Homily for Palm Sunday
Have
you ever received this answer? “Why don’t you go to Church?” “Well,
because they are all hypocrites. I know what they do on the weekends.
And some of them do it during the week. They are all sinners. I do
not want to be around sinners.” Inside I just chuckle. It is quite
possibly my favorite answer. As Christians we know that the reason we go
to Church is the same, “I am a hypocrite. I say one thing and do another.
I am a sinner. I do the things I don’t want, and don’t do the things I
ought.” Here at Church is where all the Hypocrites are welcome.
Here is where all the sinners come together. Here is where sinner and
hypocrite meet Jesus.
Throughout
the Gospels one of the complaints against Jesus is that he is seen associated
with public sinners. He eats with tax collectors, he forgives adulterers,
he drinks water with Samaritans. He surrounds himself with sinners and
hypocrites. Jesus, sinless though He was, throws himself into the midst
of sin and death. He gets his hands dirty.
He
calls fishermen, tax collectors, zealots, and Samaritans. He goes out
searching for sinners, and when they come to him, he welcomes them with open
arms. He preaches on the hilltop and in the valley. He preaches
from the boat and in the temple. He is always searching for the next soul.

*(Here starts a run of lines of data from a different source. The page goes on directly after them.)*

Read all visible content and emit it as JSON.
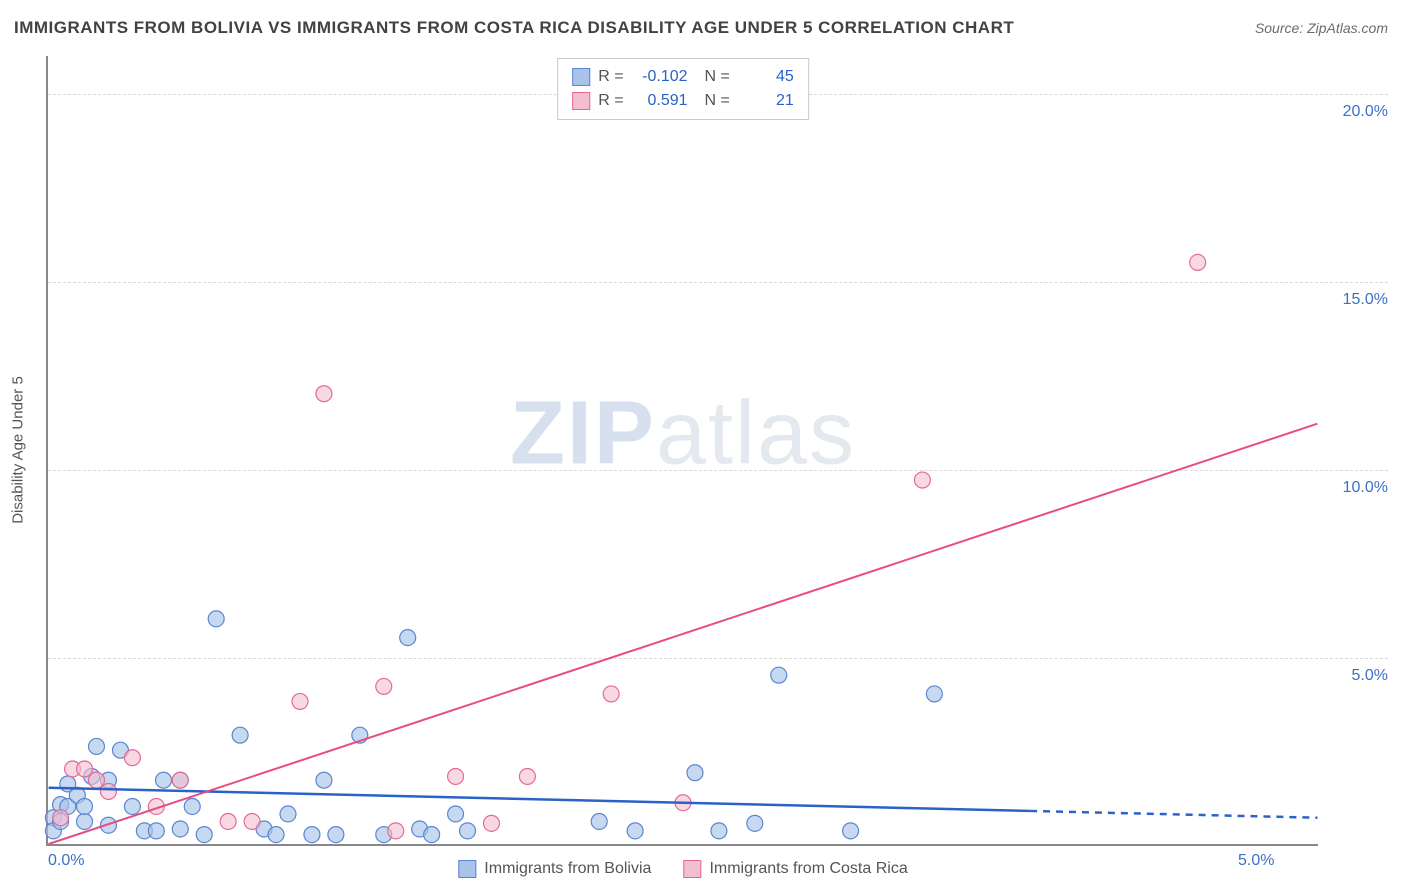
{
  "title": "IMMIGRANTS FROM BOLIVIA VS IMMIGRANTS FROM COSTA RICA DISABILITY AGE UNDER 5 CORRELATION CHART",
  "source": "Source: ZipAtlas.com",
  "y_axis_label": "Disability Age Under 5",
  "watermark": {
    "zip": "ZIP",
    "atlas": "atlas"
  },
  "chart": {
    "type": "scatter-correlation",
    "background_color": "#ffffff",
    "grid_color": "#d9d9d9",
    "axis_color": "#888888",
    "tick_color": "#3b6fc9",
    "x_range": [
      0,
      5.3
    ],
    "y_range": [
      0,
      21
    ],
    "y_ticks": [
      {
        "v": 5,
        "label": "5.0%"
      },
      {
        "v": 10,
        "label": "10.0%"
      },
      {
        "v": 15,
        "label": "15.0%"
      },
      {
        "v": 20,
        "label": "20.0%"
      }
    ],
    "x_ticks": [
      {
        "v": 0,
        "label": "0.0%"
      },
      {
        "v": 5,
        "label": "5.0%"
      }
    ],
    "series": [
      {
        "name": "Immigrants from Bolivia",
        "key": "bolivia",
        "marker_fill": "#a9c3ea",
        "marker_stroke": "#5a86d0",
        "marker_opacity": 0.65,
        "marker_r": 8,
        "line_color": "#2a62c7",
        "line_width": 2.5,
        "R": "-0.102",
        "N": "45",
        "trend": {
          "x1": 0,
          "y1": 1.5,
          "x2": 5.3,
          "y2": 0.7,
          "dash_after_x": 4.1
        },
        "points": [
          [
            0.02,
            0.7
          ],
          [
            0.02,
            0.35
          ],
          [
            0.05,
            0.6
          ],
          [
            0.05,
            1.05
          ],
          [
            0.08,
            1.0
          ],
          [
            0.08,
            1.6
          ],
          [
            0.12,
            1.3
          ],
          [
            0.15,
            0.6
          ],
          [
            0.15,
            1.0
          ],
          [
            0.18,
            1.8
          ],
          [
            0.2,
            2.6
          ],
          [
            0.25,
            0.5
          ],
          [
            0.25,
            1.7
          ],
          [
            0.3,
            2.5
          ],
          [
            0.35,
            1.0
          ],
          [
            0.4,
            0.35
          ],
          [
            0.45,
            0.35
          ],
          [
            0.48,
            1.7
          ],
          [
            0.55,
            0.4
          ],
          [
            0.55,
            1.7
          ],
          [
            0.6,
            1.0
          ],
          [
            0.65,
            0.25
          ],
          [
            0.7,
            6.0
          ],
          [
            0.8,
            2.9
          ],
          [
            0.9,
            0.4
          ],
          [
            0.95,
            0.25
          ],
          [
            1.0,
            0.8
          ],
          [
            1.1,
            0.25
          ],
          [
            1.15,
            1.7
          ],
          [
            1.2,
            0.25
          ],
          [
            1.3,
            2.9
          ],
          [
            1.4,
            0.25
          ],
          [
            1.5,
            5.5
          ],
          [
            1.55,
            0.4
          ],
          [
            1.6,
            0.25
          ],
          [
            1.7,
            0.8
          ],
          [
            1.75,
            0.35
          ],
          [
            2.3,
            0.6
          ],
          [
            2.45,
            0.35
          ],
          [
            2.7,
            1.9
          ],
          [
            2.8,
            0.35
          ],
          [
            2.95,
            0.55
          ],
          [
            3.05,
            4.5
          ],
          [
            3.35,
            0.35
          ],
          [
            3.7,
            4.0
          ]
        ]
      },
      {
        "name": "Immigrants from Costa Rica",
        "key": "costarica",
        "marker_fill": "#f3bed0",
        "marker_stroke": "#e46a94",
        "marker_opacity": 0.6,
        "marker_r": 8,
        "line_color": "#e94b84",
        "line_width": 2,
        "R": "0.591",
        "N": "21",
        "trend": {
          "x1": 0,
          "y1": 0,
          "x2": 5.3,
          "y2": 11.2,
          "dash_after_x": null
        },
        "points": [
          [
            0.05,
            0.7
          ],
          [
            0.1,
            2.0
          ],
          [
            0.15,
            2.0
          ],
          [
            0.2,
            1.7
          ],
          [
            0.25,
            1.4
          ],
          [
            0.35,
            2.3
          ],
          [
            0.45,
            1.0
          ],
          [
            0.55,
            1.7
          ],
          [
            0.75,
            0.6
          ],
          [
            0.85,
            0.6
          ],
          [
            1.05,
            3.8
          ],
          [
            1.15,
            12.0
          ],
          [
            1.4,
            4.2
          ],
          [
            1.45,
            0.35
          ],
          [
            1.7,
            1.8
          ],
          [
            1.85,
            0.55
          ],
          [
            2.0,
            1.8
          ],
          [
            2.35,
            4.0
          ],
          [
            2.65,
            1.1
          ],
          [
            3.65,
            9.7
          ],
          [
            4.8,
            15.5
          ]
        ]
      }
    ],
    "bottom_legend": [
      {
        "series": "bolivia"
      },
      {
        "series": "costarica"
      }
    ]
  }
}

He desires his message to be for all people and all time.
They
go to pray, these sinners who are blinded by their ambition, and the one who
serves them all. He prays so deeply, so immediately, so completely, that
he sweats blood, and they sleep.
Then
they come the ones who have called for his destruction. They come to
teach Him a lesson. They come in the midst of the darkness, in the shadow
of night, sinners who are hidden from the light. A sick sort of community
bonded in their desire to stay hidden. He is betrayed by an act of
intimacy. They arrest him.
The
put him on trial, and refuse to believe the signs they have seen. The
have a blood thirst, a tremendous jealousy because He knows Yahweh as “Abba,”

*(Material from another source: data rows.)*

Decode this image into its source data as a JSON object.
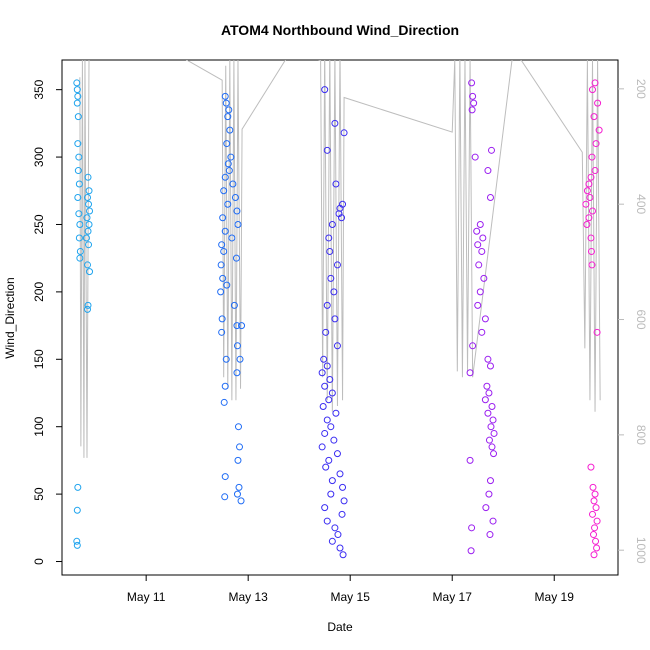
{
  "chart_data": {
    "type": "scatter",
    "title": "ATOM4 Northbound Wind_Direction",
    "x_label": "Date",
    "y_label": "Wind_Direction",
    "xlim": [
      9.35,
      20.25
    ],
    "ylim": [
      -10,
      372
    ],
    "y2lim": [
      1043,
      150
    ],
    "xticks": [
      {
        "value": 11,
        "label": "May 11"
      },
      {
        "value": 13,
        "label": "May 13"
      },
      {
        "value": 15,
        "label": "May 15"
      },
      {
        "value": 17,
        "label": "May 17"
      },
      {
        "value": 19,
        "label": "May 19"
      }
    ],
    "yticks": [
      0,
      50,
      100,
      150,
      200,
      250,
      300,
      350
    ],
    "y2ticks": [
      200,
      400,
      600,
      800,
      1000
    ],
    "series": [
      {
        "color": "#bdbdbd",
        "axis": "y2",
        "line": true,
        "x": [
          9.7,
          9.72,
          9.75,
          9.78,
          9.8,
          9.84,
          9.88,
          9.91,
          11.2,
          12.49,
          12.52,
          12.56,
          12.6,
          12.64,
          12.68,
          12.72,
          12.76,
          12.8,
          12.85,
          12.88,
          13.8,
          14.42,
          14.46,
          14.5,
          14.55,
          14.6,
          14.65,
          14.7,
          14.75,
          14.8,
          14.85,
          14.88,
          17.0,
          17.05,
          17.1,
          17.15,
          17.2,
          17.25,
          17.3,
          17.35,
          17.4,
          18.2,
          19.55,
          19.6,
          19.65,
          19.7,
          19.75,
          19.8,
          19.85,
          19.9
        ],
        "values": [
          180,
          820,
          150,
          840,
          150,
          840,
          140,
          120,
          120,
          185,
          700,
          160,
          720,
          150,
          740,
          150,
          740,
          150,
          720,
          270,
          140,
          150,
          700,
          130,
          740,
          130,
          760,
          140,
          750,
          130,
          740,
          215,
          275,
          150,
          690,
          140,
          700,
          150,
          690,
          150,
          700,
          130,
          310,
          650,
          150,
          740,
          150,
          760,
          150,
          740
        ]
      },
      {
        "color": "#1fa4ee",
        "x": [
          9.64,
          9.65,
          9.66,
          9.65,
          9.67,
          9.66,
          9.68,
          9.67,
          9.69,
          9.66,
          9.68,
          9.7,
          9.69,
          9.71,
          9.7,
          9.66,
          9.65,
          9.64,
          9.65,
          9.86,
          9.88,
          9.85,
          9.87,
          9.89,
          9.84,
          9.88,
          9.86,
          9.83,
          9.87,
          9.85,
          9.89,
          9.86,
          9.85
        ],
        "values": [
          355,
          350,
          345,
          340,
          330,
          310,
          300,
          290,
          280,
          270,
          258,
          250,
          240,
          230,
          225,
          55,
          38,
          15,
          12,
          285,
          275,
          270,
          265,
          260,
          255,
          250,
          245,
          240,
          235,
          220,
          215,
          190,
          187
        ]
      },
      {
        "color": "#1f6cf5",
        "x": [
          12.55,
          12.57,
          12.62,
          12.6,
          12.64,
          12.58,
          12.66,
          12.61,
          12.63,
          12.55,
          12.7,
          12.52,
          12.75,
          12.6,
          12.78,
          12.5,
          12.8,
          12.55,
          12.68,
          12.48,
          12.52,
          12.77,
          12.47,
          12.5,
          12.58,
          12.46,
          12.73,
          12.49,
          12.78,
          12.48,
          12.79,
          12.57,
          12.78,
          12.55,
          12.53,
          12.81,
          12.83,
          12.8,
          12.55,
          12.82,
          12.79,
          12.54,
          12.86,
          12.87,
          12.84
        ],
        "values": [
          345,
          340,
          335,
          330,
          320,
          310,
          300,
          295,
          290,
          285,
          280,
          275,
          270,
          265,
          260,
          255,
          250,
          245,
          240,
          235,
          230,
          225,
          220,
          210,
          205,
          200,
          190,
          180,
          175,
          170,
          160,
          150,
          140,
          130,
          118,
          100,
          85,
          75,
          63,
          55,
          50,
          48,
          45,
          175,
          150
        ]
      },
      {
        "color": "#3a2cf2",
        "x": [
          14.5,
          14.7,
          14.55,
          14.72,
          14.85,
          14.8,
          14.78,
          14.83,
          14.65,
          14.58,
          14.6,
          14.75,
          14.62,
          14.68,
          14.55,
          14.7,
          14.52,
          14.75,
          14.48,
          14.55,
          14.45,
          14.6,
          14.5,
          14.65,
          14.58,
          14.47,
          14.72,
          14.55,
          14.62,
          14.5,
          14.68,
          14.45,
          14.75,
          14.58,
          14.52,
          14.8,
          14.65,
          14.85,
          14.62,
          14.88,
          14.5,
          14.84,
          14.55,
          14.7,
          14.76,
          14.65,
          14.8,
          14.86,
          14.88
        ],
        "values": [
          350,
          325,
          305,
          280,
          265,
          262,
          258,
          255,
          250,
          240,
          230,
          220,
          210,
          200,
          190,
          180,
          170,
          160,
          150,
          145,
          140,
          135,
          130,
          125,
          120,
          115,
          110,
          105,
          100,
          95,
          90,
          85,
          80,
          75,
          70,
          65,
          60,
          55,
          50,
          45,
          40,
          35,
          30,
          25,
          20,
          15,
          10,
          5,
          318
        ]
      },
      {
        "color": "#9a1ef0",
        "x": [
          17.38,
          17.4,
          17.42,
          17.39,
          17.45,
          17.7,
          17.75,
          17.55,
          17.48,
          17.6,
          17.5,
          17.58,
          17.52,
          17.62,
          17.55,
          17.5,
          17.65,
          17.58,
          17.4,
          17.7,
          17.75,
          17.35,
          17.68,
          17.72,
          17.65,
          17.78,
          17.7,
          17.8,
          17.76,
          17.82,
          17.73,
          17.78,
          17.81,
          17.35,
          17.75,
          17.72,
          17.66,
          17.8,
          17.38,
          17.74,
          17.37,
          17.77
        ],
        "values": [
          355,
          345,
          340,
          335,
          300,
          290,
          270,
          250,
          245,
          240,
          235,
          230,
          220,
          210,
          200,
          190,
          180,
          170,
          160,
          150,
          145,
          140,
          130,
          125,
          120,
          115,
          110,
          105,
          100,
          95,
          90,
          85,
          80,
          75,
          60,
          50,
          40,
          30,
          25,
          20,
          8,
          305
        ]
      },
      {
        "color": "#f51fd0",
        "x": [
          19.8,
          19.75,
          19.85,
          19.78,
          19.88,
          19.82,
          19.74,
          19.8,
          19.72,
          19.68,
          19.65,
          19.7,
          19.62,
          19.75,
          19.68,
          19.64,
          19.72,
          19.73,
          19.74,
          19.84,
          19.72,
          19.76,
          19.8,
          19.78,
          19.82,
          19.75,
          19.84,
          19.79,
          19.77,
          19.81,
          19.83,
          19.78
        ],
        "values": [
          355,
          350,
          340,
          330,
          320,
          310,
          300,
          290,
          285,
          280,
          275,
          270,
          265,
          260,
          255,
          250,
          240,
          230,
          220,
          170,
          70,
          55,
          50,
          45,
          40,
          35,
          30,
          25,
          20,
          15,
          10,
          5
        ]
      }
    ]
  }
}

as father. This cannot be they cannot let it stand. They mob him
over to Pilate. This sick community has grown and become a mob, crying
for blood, shouting for retribution, demanding death. Jesus has become
the scapegoat of the society, of the entire community; everything that is wrong
with Jerusalem is His fault. They hand him over, and Pilate reluctantly
acquiesces to their demands.
He
gave health and healing to those who asked, and they gave him a cross to bear.
They nail him to the cross in the midst of sinners, one on His right and the
other on His left. In the midst of their dying, one of them joins the
mob, “Can you not save yourself and us besides?” The other asks for
forgiveness, clemency, and union. He saves the repentant thief. He
saves the hypocrite who recognizes his hypocrisy. He breathes His last,
and the Pagan recognizes His innocence.
As in
life, so in death, he sought the company and companionship of Sinners.

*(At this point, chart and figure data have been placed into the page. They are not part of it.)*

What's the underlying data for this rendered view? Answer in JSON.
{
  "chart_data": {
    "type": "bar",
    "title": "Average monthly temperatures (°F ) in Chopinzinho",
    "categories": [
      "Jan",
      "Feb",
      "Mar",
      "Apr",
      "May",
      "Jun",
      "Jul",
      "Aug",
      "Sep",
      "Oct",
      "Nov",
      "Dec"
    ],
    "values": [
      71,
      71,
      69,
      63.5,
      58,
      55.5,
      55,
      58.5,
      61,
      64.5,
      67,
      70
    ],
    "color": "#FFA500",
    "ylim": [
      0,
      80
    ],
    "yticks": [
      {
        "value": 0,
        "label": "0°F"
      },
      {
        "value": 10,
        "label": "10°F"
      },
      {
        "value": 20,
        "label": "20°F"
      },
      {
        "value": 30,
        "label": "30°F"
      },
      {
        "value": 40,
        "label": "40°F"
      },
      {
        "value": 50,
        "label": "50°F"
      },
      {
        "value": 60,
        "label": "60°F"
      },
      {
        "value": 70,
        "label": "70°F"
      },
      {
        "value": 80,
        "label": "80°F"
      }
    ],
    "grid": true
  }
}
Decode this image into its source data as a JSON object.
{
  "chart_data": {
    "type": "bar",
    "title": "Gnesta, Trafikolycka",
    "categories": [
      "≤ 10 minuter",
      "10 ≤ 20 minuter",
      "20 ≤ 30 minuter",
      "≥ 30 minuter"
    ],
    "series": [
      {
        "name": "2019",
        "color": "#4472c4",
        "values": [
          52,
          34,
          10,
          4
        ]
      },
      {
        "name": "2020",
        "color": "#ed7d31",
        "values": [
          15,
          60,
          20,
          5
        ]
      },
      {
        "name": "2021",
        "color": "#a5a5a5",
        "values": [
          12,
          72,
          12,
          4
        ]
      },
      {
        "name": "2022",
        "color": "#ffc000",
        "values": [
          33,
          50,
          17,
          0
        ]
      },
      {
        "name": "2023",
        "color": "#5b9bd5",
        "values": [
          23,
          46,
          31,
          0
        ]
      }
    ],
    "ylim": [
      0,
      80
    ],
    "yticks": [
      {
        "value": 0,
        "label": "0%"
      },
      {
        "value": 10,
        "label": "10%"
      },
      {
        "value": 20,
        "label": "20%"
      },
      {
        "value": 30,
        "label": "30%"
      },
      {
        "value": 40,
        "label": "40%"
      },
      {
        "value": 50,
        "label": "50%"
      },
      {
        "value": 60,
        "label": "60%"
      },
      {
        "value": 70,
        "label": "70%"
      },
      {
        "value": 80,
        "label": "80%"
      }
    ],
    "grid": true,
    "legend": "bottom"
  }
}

Anyone passing by would assume that he was the worst of the sinners as he was
in the middle. Pilate labels him for ridicule, “This is the King of the
Jews.” Yes, He is. He is our King, not because He has the power,
not because he is the great judge. He is our king because God has become
man. He is one of us too. He came to be in solidarity with the
sinner. He came in self-emptying compassion. He came to save us.
He came in the midst of sin and death and conquered. We stand at the foot
of the cross and proclaim. This one is our King. We order our lives
around Him. He makes all within us right, when He is the center.
This crucified and broken man is our King. How happy I am to be a
hypocrite that he would sit with me.